On Wednesday, I received an urgent call on my business line telling me “Dear customer your computer is at risk. We are receiving errors and warning messages from your computer. Please press one to speak to the Microsoft Certified technician.” The obviously computer generated voice was telling that my computer had become infected and that there was a helpful technician only a button away to help me.
It was obviously a scam in an attempt to get me to give someone my credit card number and access to my computer. It is not a new fraud as it has been documented since at least 2012. In fact, according to Computer World, the US Federal Trade Commission (FTC) settled last year (May 2013) two of the six cases of fraud by deception they were investigating. Both Mikael Marczak of Virtual PC Solutions and Sanjay Agarwalla agreed to cease their operations. Argarwalla paid $3,000, the amount he received from his swindle. Both owe $984,721 in restitution that the FTC has stayed because neither has the money to pay with.

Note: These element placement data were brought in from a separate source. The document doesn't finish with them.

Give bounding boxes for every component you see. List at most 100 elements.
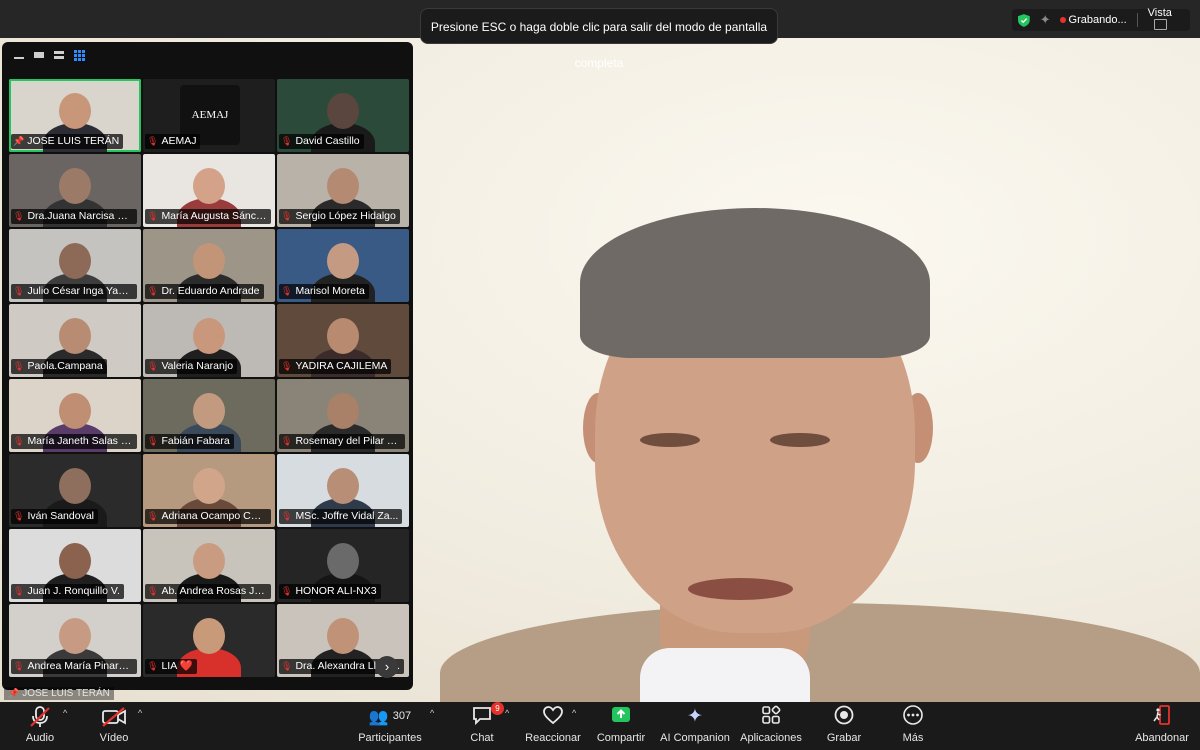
- participant-tile[interactable]: 🎙 MSc. Joffre Vidal Za...: [277, 454, 409, 527]
- mic-muted-icon: 🎙: [13, 211, 25, 221]
- participant-head: [59, 168, 91, 204]
- mic-muted-icon: 🎙: [13, 586, 25, 596]
- participants-count: 307: [392, 710, 412, 722]
- mic-muted-icon: 🎙: [281, 511, 293, 521]
- chat-options-caret-icon[interactable]: ^: [505, 708, 509, 718]
- participant-name-tag: 🎙 María Augusta Sánch...: [145, 209, 271, 224]
- gallery-panel: 📌 JOSE LUIS TERÁN AEMAJ 🎙 AEMAJ 🎙 David Castil…: [2, 42, 413, 690]
- record-label: Grabar: [826, 732, 862, 744]
- participant-name: María Janeth Salas S...: [27, 435, 137, 447]
- audio-label: Audio: [25, 732, 55, 744]
- gallery-view-icon[interactable]: [74, 50, 85, 61]
- view-button[interactable]: Vista: [1148, 7, 1190, 33]
- video-options-caret-icon[interactable]: ^: [138, 708, 142, 718]
- video-button[interactable]: Vídeo: [94, 704, 134, 744]
- participant-tile[interactable]: 🎙 María Janeth Salas S...: [9, 379, 141, 452]
- participant-name-tag: 🎙 David Castillo: [279, 134, 364, 149]
- mic-muted-icon: 🎙: [147, 211, 159, 221]
- participant-tile[interactable]: 🎙 María Augusta Sánch...: [143, 154, 275, 227]
- participant-name-tag: 🎙 Rosemary del Pilar Te...: [279, 434, 405, 449]
- participant-name: David Castillo: [295, 135, 360, 147]
- participant-tile[interactable]: AEMAJ 🎙 AEMAJ: [143, 79, 275, 152]
- participant-name: Rosemary del Pilar Te...: [295, 435, 405, 447]
- participant-tiles: 📌 JOSE LUIS TERÁN AEMAJ 🎙 AEMAJ 🎙 David Castil…: [9, 79, 411, 677]
- more-button[interactable]: Más: [896, 704, 930, 744]
- apps-button[interactable]: Aplicaciones: [740, 704, 802, 744]
- mic-muted-icon: 🎙: [13, 286, 25, 296]
- audio-options-caret-icon[interactable]: ^: [63, 708, 67, 718]
- participant-head: [59, 243, 91, 279]
- participant-name-tag: 🎙 María Janeth Salas S...: [11, 434, 137, 449]
- participant-tile[interactable]: 🎙 Sergio López Hidalgo: [277, 154, 409, 227]
- chat-button[interactable]: 9 Chat: [466, 702, 504, 744]
- participant-tile[interactable]: 🎙 Paola.Campana: [9, 304, 141, 377]
- participant-head: [193, 168, 225, 204]
- participant-tile[interactable]: 🎙 Adriana Ocampo Carbo: [143, 454, 275, 527]
- mic-muted-icon: 🎙: [281, 361, 293, 371]
- strip-view-icon[interactable]: [54, 51, 64, 59]
- participant-tile[interactable]: 🎙 Fabián Fabara: [143, 379, 275, 452]
- encryption-shield-icon[interactable]: [1018, 13, 1030, 27]
- participant-name: Sergio López Hidalgo: [295, 210, 396, 222]
- leave-button[interactable]: Abandonar: [1134, 704, 1190, 744]
- participant-name: Fabián Fabara: [161, 435, 230, 447]
- participant-name: HONOR ALI-NX3: [295, 585, 377, 597]
- participant-tile[interactable]: 🎙 Andrea María Pinargo...: [9, 604, 141, 677]
- participant-name-tag: 🎙 Marisol Moreta: [279, 284, 369, 299]
- share-button[interactable]: Compartir: [594, 704, 648, 744]
- participant-tile[interactable]: 🎙 Dra.Juana Narcisa Pa...: [9, 154, 141, 227]
- record-button[interactable]: Grabar: [824, 704, 864, 744]
- participant-tile[interactable]: 🎙 Marisol Moreta: [277, 229, 409, 302]
- fullscreen-hint: Presione ESC o haga doble clic para sali…: [420, 8, 778, 70]
- participant-name-tag: 🎙 Ab. Andrea Rosas Ju...: [145, 584, 271, 599]
- mic-muted-icon: 🎙: [281, 136, 293, 146]
- ai-sparkle-icon[interactable]: ✦: [1040, 12, 1051, 28]
- participant-tile[interactable]: 🎙 HONOR ALI-NX3: [277, 529, 409, 602]
- participant-head: [59, 393, 91, 429]
- participant-tile[interactable]: 📌 JOSE LUIS TERÁN: [9, 79, 141, 152]
- participant-tile[interactable]: 🎙 Ab. Andrea Rosas Ju...: [143, 529, 275, 602]
- audio-button[interactable]: Audio: [18, 704, 62, 744]
- mic-muted-icon: 🎙: [281, 661, 293, 671]
- react-options-caret-icon[interactable]: ^: [572, 708, 576, 718]
- more-icon: [903, 705, 923, 725]
- participants-button[interactable]: 👥 307 Participantes: [355, 704, 425, 744]
- participant-name: Julio César Inga Yanza: [27, 285, 136, 297]
- ai-companion-label: AI Companion: [660, 732, 730, 744]
- participant-tile[interactable]: 🎙 YADIRA CAJILEMA: [277, 304, 409, 377]
- participant-head: [59, 93, 91, 129]
- participant-name: LIA ❤️: [161, 660, 193, 672]
- minimize-icon[interactable]: [14, 57, 24, 59]
- participant-tile[interactable]: 🎙 Rosemary del Pilar Te...: [277, 379, 409, 452]
- participant-head: [327, 243, 359, 279]
- participant-tile[interactable]: 🎙 Julio César Inga Yanza: [9, 229, 141, 302]
- ai-companion-button[interactable]: ✦ AI Companion: [658, 704, 732, 744]
- participant-tile[interactable]: 🎙 Valeria Naranjo: [143, 304, 275, 377]
- participant-name: Paola.Campana: [27, 360, 103, 372]
- status-pill: ✦ Grabando... Vista: [1012, 7, 1190, 33]
- participant-name-tag: 🎙 Adriana Ocampo Carbo: [145, 509, 271, 524]
- participant-name: Marisol Moreta: [295, 285, 365, 297]
- share-screen-icon: [612, 707, 630, 722]
- leave-door-icon: [1153, 705, 1170, 725]
- participant-tile[interactable]: 🎙 David Castillo: [277, 79, 409, 152]
- mic-muted-icon: 🎙: [281, 586, 293, 596]
- next-page-icon[interactable]: ›: [376, 656, 398, 678]
- apps-label: Aplicaciones: [740, 732, 802, 744]
- participant-name-tag: 🎙 MSc. Joffre Vidal Za...: [279, 509, 403, 524]
- speaker-view-icon[interactable]: [34, 52, 44, 58]
- record-icon: [834, 705, 854, 725]
- recording-label[interactable]: Grabando...: [1069, 14, 1127, 26]
- mic-muted-icon: 🎙: [147, 586, 159, 596]
- share-label: Compartir: [596, 732, 646, 744]
- participants-options-caret-icon[interactable]: ^: [430, 708, 434, 718]
- participant-tile[interactable]: 🎙 LIA ❤️: [143, 604, 275, 677]
- mic-muted-icon: 🎙: [147, 511, 159, 521]
- participant-tile[interactable]: 🎙 Iván Sandoval: [9, 454, 141, 527]
- participant-head: [327, 93, 359, 129]
- participant-tile[interactable]: 🎙 Juan J. Ronquillo V.: [9, 529, 141, 602]
- participant-tile[interactable]: 🎙 Dr. Eduardo Andrade: [143, 229, 275, 302]
- participant-name: Adriana Ocampo Carbo: [161, 510, 271, 522]
- mic-muted-icon: 🎙: [13, 661, 25, 671]
- participant-name: Valeria Naranjo: [161, 360, 234, 372]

Both of these cases derived from the October 3, 2012 FTC announcement that it had launched an investigation into a tech support scam where telemarketers posed as Microsoft, or other major computer businesses, and conned unsuspecting users to give them access to their computers.
After gaining access to the computers, the fraudsters demanded payment to remotely fix the computers. Their “fees” ranged from $49 on up to $450 to “fix” the computer.
As evidenced by the call I received it looks like the swindlers are back at it again.
I missed the call however; they kindly left me a message.
You can listen to it below.
The caller id listed a number in New York that I promptly called back. Apparently, my “infected” computer and their “concern” was so important that the number they dialed from ceased to stop working within one hour of me missing their “urgent” call. An automated system helpfully told me in Spanish that the number I had called “had been cancelled”.
It is important to remember that Microsoft, or any other company would unlikely call you to report “errors” or “viruses” on your computer. More importantly, any call you receive asking you for access to your computer should be promptly ignored. Give them access to your computer and you will never know what they did to it, or your files.